El Bayern respira y el VAR no habla
Después de unos días raros sin victorias, el Bayern Munich necesitaba esto. Un respiro. Un golpe en la mesa. Y lo consiguió este domingo con una contundente goleada 5-1 ante el Hoffenheim.
La fiesta la montaron los de siempre: Harry Kane, con dos goles desde los once metros, y Luis Díaz, que firmó una tripleta espectacular.
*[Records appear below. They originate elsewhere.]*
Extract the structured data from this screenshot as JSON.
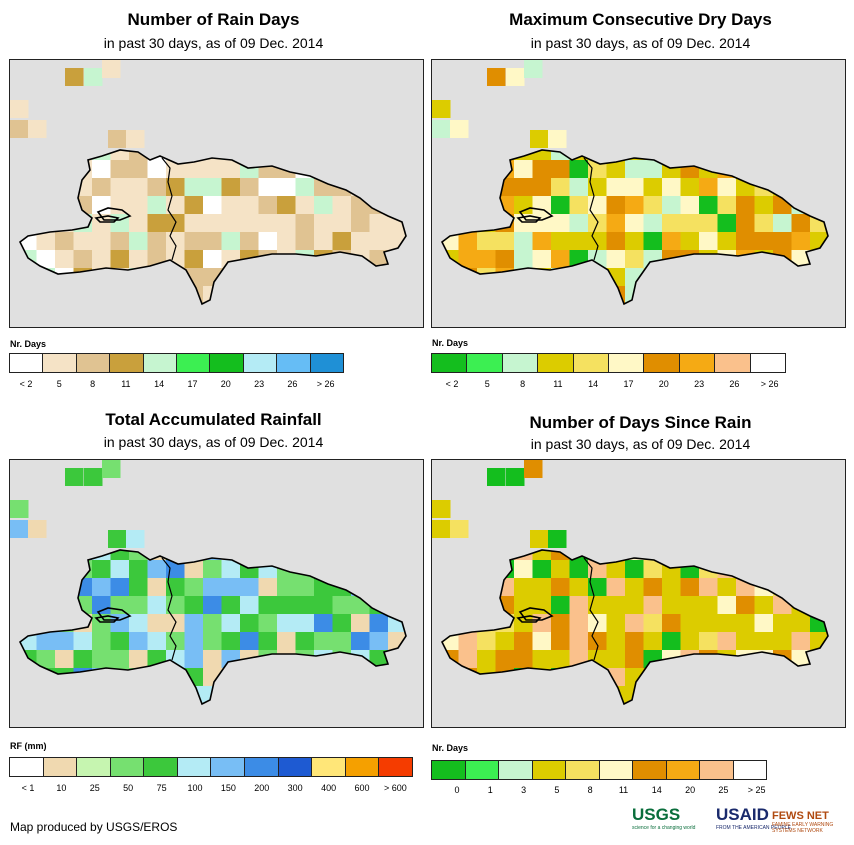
{
  "panels": [
    {
      "id": "rain-days",
      "title": "Number of Rain Days",
      "subtitle": "in past 30 days, as of 09 Dec. 2014",
      "legend_title": "Nr. Days",
      "legend_colors": [
        "#ffffff",
        "#f5e3c6",
        "#e0c392",
        "#c9a03c",
        "#c6f5d0",
        "#3cef52",
        "#14be1e",
        "#b4ebf5",
        "#66bdf5",
        "#1f90d6"
      ],
      "legend_labels": [
        "< 2",
        "5",
        "8",
        "11",
        "14",
        "17",
        "20",
        "23",
        "26",
        "> 26"
      ]
    },
    {
      "id": "max-dry-days",
      "title": "Maximum Consecutive Dry Days",
      "subtitle": "in past 30 days, as of 09 Dec. 2014",
      "legend_title": "Nr. Days",
      "legend_colors": [
        "#14be1e",
        "#3cef52",
        "#c6f5d0",
        "#dccc00",
        "#f5e160",
        "#fff8c6",
        "#e08e00",
        "#f5aa14",
        "#fac18c",
        "#ffffff"
      ],
      "legend_labels": [
        "< 2",
        "5",
        "8",
        "11",
        "14",
        "17",
        "20",
        "23",
        "26",
        "> 26"
      ]
    },
    {
      "id": "total-rainfall",
      "title": "Total Accumulated Rainfall",
      "subtitle": "in past 30 days, as of 09 Dec. 2014",
      "legend_title": "RF (mm)",
      "legend_colors": [
        "#ffffff",
        "#f0d9b0",
        "#c6f5b0",
        "#76e070",
        "#3cc83c",
        "#b4ebf5",
        "#78bef5",
        "#3c8ce6",
        "#1e5ad2",
        "#ffe678",
        "#f5a000",
        "#f53c00"
      ],
      "legend_labels": [
        "< 1",
        "10",
        "25",
        "50",
        "75",
        "100",
        "150",
        "200",
        "300",
        "400",
        "600",
        "> 600"
      ]
    },
    {
      "id": "days-since-rain",
      "title": "Number of Days Since Rain",
      "subtitle": "in past 30 days, as of 09 Dec. 2014",
      "legend_title": "Nr. Days",
      "legend_colors": [
        "#14be1e",
        "#3cef52",
        "#c6f5d0",
        "#dccc00",
        "#f5e160",
        "#fff8c6",
        "#e08e00",
        "#f5aa14",
        "#fac18c",
        "#ffffff"
      ],
      "legend_labels": [
        "0",
        "1",
        "3",
        "5",
        "8",
        "11",
        "14",
        "20",
        "25",
        "> 25"
      ]
    }
  ],
  "credit": "Map produced by USGS/EROS",
  "logos": {
    "usgs": "USGS",
    "usgs_tag": "science for a changing world",
    "usaid": "USAID",
    "usaid_tag": "FROM THE AMERICAN PEOPLE",
    "fews": "FEWS NET",
    "fews_tag": "FAMINE EARLY WARNING SYSTEMS NETWORK"
  }
}
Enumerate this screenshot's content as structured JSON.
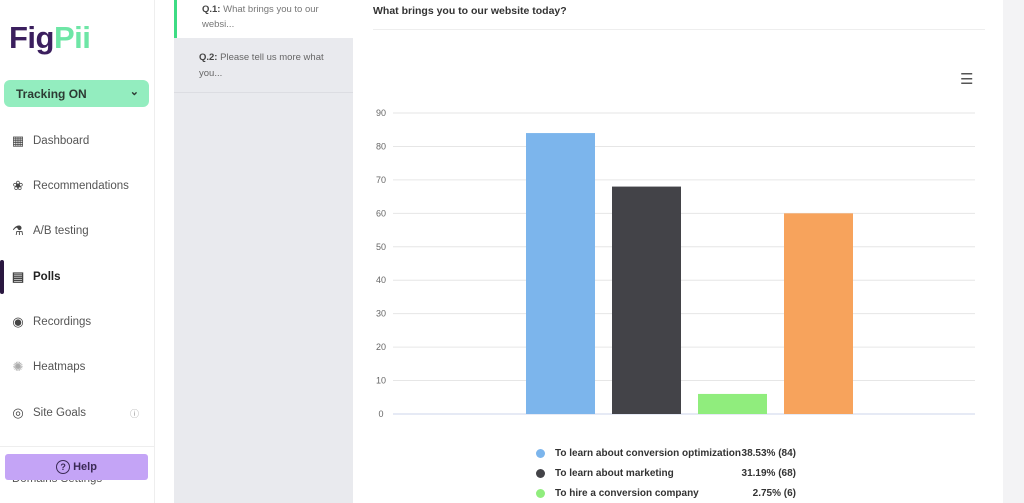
{
  "brand": {
    "part1": "Fig",
    "part2": "Pii"
  },
  "tracking": {
    "label": "Tracking ON"
  },
  "sidebar": {
    "items": [
      {
        "label": "Dashboard",
        "icon": "dashboard-icon"
      },
      {
        "label": "Recommendations",
        "icon": "brain-icon"
      },
      {
        "label": "A/B testing",
        "icon": "flask-icon"
      },
      {
        "label": "Polls",
        "icon": "poll-icon",
        "active": true
      },
      {
        "label": "Recordings",
        "icon": "record-icon"
      },
      {
        "label": "Heatmaps",
        "icon": "heatmap-icon"
      },
      {
        "label": "Site Goals",
        "icon": "target-icon"
      }
    ],
    "domains": "Domains Settings",
    "help": "Help"
  },
  "questions": [
    {
      "num": "Q.1:",
      "text": "What brings you to our websi..."
    },
    {
      "num": "Q.2:",
      "text": "Please tell us more what you..."
    }
  ],
  "chart_data": {
    "type": "bar",
    "title": "What brings you to our website today?",
    "categories": [
      "To learn about conversion optimization",
      "To learn about marketing",
      "To hire a conversion company",
      ""
    ],
    "values": [
      84,
      68,
      6,
      60
    ],
    "colors": [
      "#7cb5ec",
      "#434348",
      "#90ed7d",
      "#f7a35c"
    ],
    "ylim": [
      0,
      90
    ],
    "yticks": [
      "0",
      "10",
      "20",
      "30",
      "40",
      "50",
      "60",
      "70",
      "80",
      "90"
    ],
    "grid": true,
    "legend": [
      {
        "label": "To learn about conversion optimization",
        "value": "38.53% (84)",
        "color": "#7cb5ec"
      },
      {
        "label": "To learn about marketing",
        "value": "31.19% (68)",
        "color": "#434348"
      },
      {
        "label": "To hire a conversion company",
        "value": "2.75% (6)",
        "color": "#90ed7d"
      }
    ]
  }
}
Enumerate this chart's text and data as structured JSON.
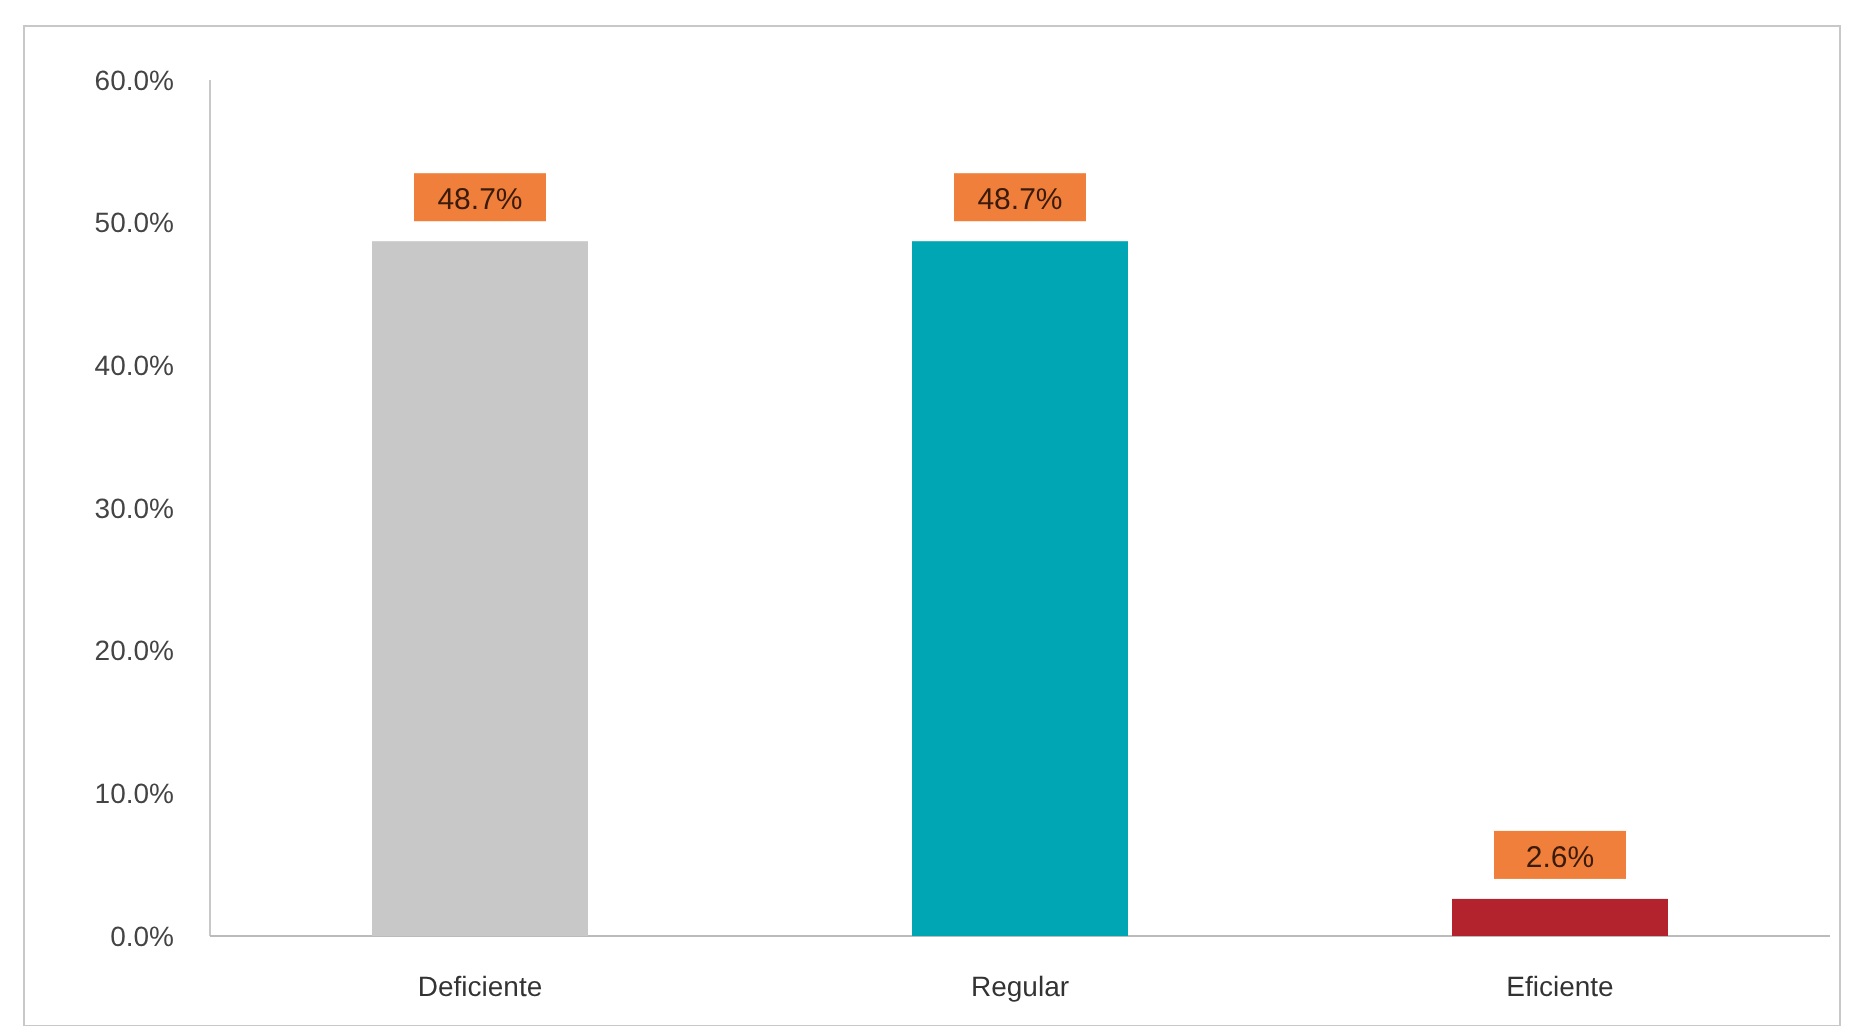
{
  "chart_data": {
    "type": "bar",
    "categories": [
      "Deficiente",
      "Regular",
      "Eficiente"
    ],
    "values": [
      48.7,
      48.7,
      2.6
    ],
    "colors": [
      "#c8c8c8",
      "#00a6b4",
      "#b3232e"
    ],
    "value_labels": [
      "48.7%",
      "48.7%",
      "2.6%"
    ],
    "ylim": [
      0,
      60
    ],
    "yticks": [
      {
        "value": 0,
        "label": "0.0%"
      },
      {
        "value": 10,
        "label": "10.0%"
      },
      {
        "value": 20,
        "label": "20.0%"
      },
      {
        "value": 30,
        "label": "30.0%"
      },
      {
        "value": 40,
        "label": "40.0%"
      },
      {
        "value": 50,
        "label": "50.0%"
      },
      {
        "value": 60,
        "label": "60.0%"
      }
    ],
    "grid": false
  }
}
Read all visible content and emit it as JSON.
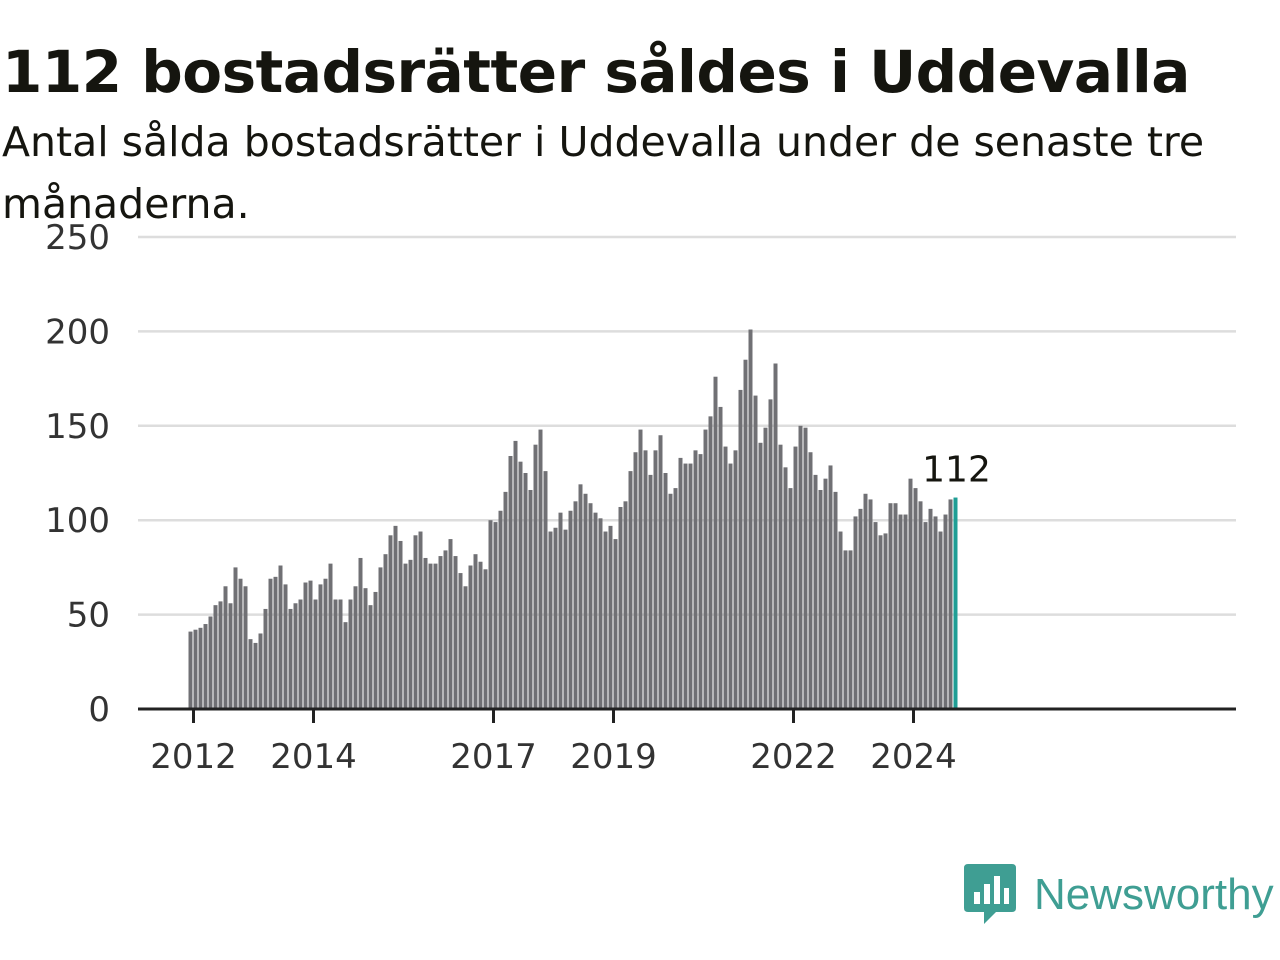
{
  "chart_data": {
    "type": "bar",
    "title": "112 bostadsrätter såldes i Uddevalla",
    "subtitle": "Antal sålda bostadsrätter i Uddevalla under de senaste tre månaderna.",
    "xlabel": "",
    "ylabel": "",
    "ylim": [
      0,
      250
    ],
    "yticks": [
      0,
      50,
      100,
      150,
      200,
      250
    ],
    "grid": true,
    "legend": "none",
    "first_month": "2012-01",
    "xtick_labels": [
      "2012",
      "2014",
      "2017",
      "2019",
      "2022",
      "2024"
    ],
    "values": [
      41,
      42,
      43,
      45,
      49,
      55,
      57,
      65,
      56,
      75,
      69,
      65,
      37,
      35,
      40,
      53,
      69,
      70,
      76,
      66,
      53,
      56,
      58,
      67,
      68,
      58,
      66,
      69,
      77,
      58,
      58,
      46,
      58,
      65,
      80,
      64,
      55,
      62,
      75,
      82,
      92,
      97,
      89,
      77,
      79,
      92,
      94,
      80,
      77,
      77,
      81,
      84,
      90,
      81,
      72,
      65,
      76,
      82,
      78,
      74,
      100,
      99,
      105,
      115,
      134,
      142,
      131,
      125,
      116,
      140,
      148,
      126,
      94,
      96,
      104,
      95,
      105,
      110,
      119,
      114,
      109,
      104,
      101,
      94,
      97,
      90,
      107,
      110,
      126,
      136,
      148,
      137,
      124,
      137,
      145,
      125,
      114,
      117,
      133,
      130,
      130,
      137,
      135,
      148,
      155,
      176,
      160,
      139,
      130,
      137,
      169,
      185,
      201,
      166,
      141,
      149,
      164,
      183,
      140,
      128,
      117,
      139,
      150,
      149,
      136,
      124,
      116,
      122,
      129,
      115,
      94,
      84,
      84,
      102,
      106,
      114,
      111,
      99,
      92,
      93,
      109,
      109,
      103,
      103,
      122,
      117,
      110,
      99,
      106,
      102,
      94,
      103,
      111,
      112
    ],
    "highlight_index": 153,
    "highlight_label": "112",
    "colors": {
      "bar": "#707074",
      "highlight": "#1f9e95",
      "grid": "#dddddd",
      "axis": "#222222"
    }
  },
  "brand": {
    "name": "Newsworthy",
    "icon": "bar-chart-speech-bubble-icon",
    "color": "#3f9e93"
  }
}
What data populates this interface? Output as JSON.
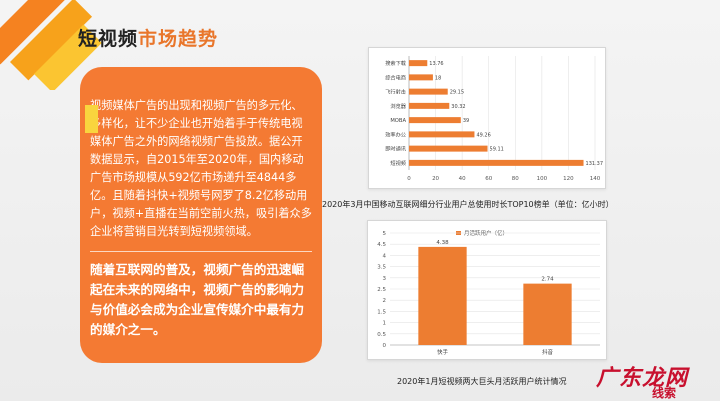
{
  "header": {
    "title_part1": "短视频",
    "title_part2": "市场趋势"
  },
  "card": {
    "paragraph1": "视频媒体广告的出现和视频广告的多元化、多样化，让不少企业也开始着手于传统电视媒体广告之外的网络视频广告投放。据公开数据显示，自2015年至2020年，国内移动广告市场规模从592亿市场递升至4844多亿。且随着抖快+视频号网罗了8.2亿移动用户，视频+直播在当前空前火热，吸引着众多企业将营销目光转到短视频领域。",
    "paragraph2": "随着互联网的普及，视频广告的迅速崛起在未来的网络中，视频广告的影响力与价值必会成为企业宣传媒介中最有力的媒介之一。"
  },
  "chart_data": [
    {
      "type": "bar",
      "orientation": "horizontal",
      "categories": [
        "搜索下载",
        "综合电商",
        "飞行射击",
        "浏览器",
        "MOBA",
        "效率办公",
        "即时通讯",
        "短视频"
      ],
      "values": [
        13.76,
        18,
        29.15,
        30.32,
        39,
        49.26,
        59.11,
        131.37
      ],
      "xlim": [
        0,
        140
      ],
      "xticks": [
        0,
        20,
        40,
        60,
        80,
        100,
        120,
        140
      ],
      "color": "#ed7d31",
      "title": "2020年3月中国移动互联网细分行业用户总使用时长TOP10榜单（单位：亿小时）"
    },
    {
      "type": "bar",
      "categories": [
        "快手",
        "抖音"
      ],
      "values": [
        4.38,
        2.74
      ],
      "ylim": [
        0,
        5
      ],
      "yticks": [
        0,
        0.5,
        1,
        1.5,
        2,
        2.5,
        3,
        3.5,
        4,
        4.5,
        5
      ],
      "ytick_labels": [
        "0",
        "0.5",
        "1",
        "1.5",
        "2",
        "2.5",
        "3",
        "3.5",
        "4",
        "4.5",
        "5"
      ],
      "legend": "月活跃用户（亿）",
      "legend_position": "top",
      "color": "#ed7d31",
      "title": "2020年1月短视频两大巨头月活跃用户统计情况"
    }
  ],
  "watermark": {
    "text": "广东龙网",
    "sub": "线索"
  }
}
Fútbol de calidad, el que se espera del campeón.
Pero amigos, este partido no se entenderá sin hablar del minuto 17. Ahí pasó todo.
Una expulsión que lo cambió todo
Kevin Akpoguma, defensa del Hoffenheim, vio la roja directa por derribar a Luis Díaz en el área. Penal y expulsión. Golpe durísimo para el visitante.
Sin embargo, las imágenes mostraron algo más. Algo que el árbitro Tobias Stieler no vio, y que el VAR decidió ignorar por completo.
Las repeticiones mostraron claramente que la estrella colombiana también había jalado al defensor del Hoffenheim justo antes de la caída.
Ese detalle cambia la jugada. ¿Falta clara? ¿Ambos se empujan? La duda quedó servida, pero la tecnología no intervino. La decisión del colegiado se mantuvo.
Con uno menos desde tan pronto, al Hoffenheim se le rompió el plan. El Bayern, con esa ventaja numérica y de calidad, no perdonó. Aprovechó los espacios, movió el balón y acabó firmando una victoria cómoda que le devuelve la sonrisa.
La lección de hoy va más allá del marcador. Es un recordatorio de lo frágil que puede ser un partido. Una decisión arbitral controvertida, sin revisión, puede torcer completamente el rumbo de los noventa minutos.
El Bayern suma tres puntos importantes. El Hoffenheim se va con la sensación amarga de una derrota amplia y una injusticia sobre el césped.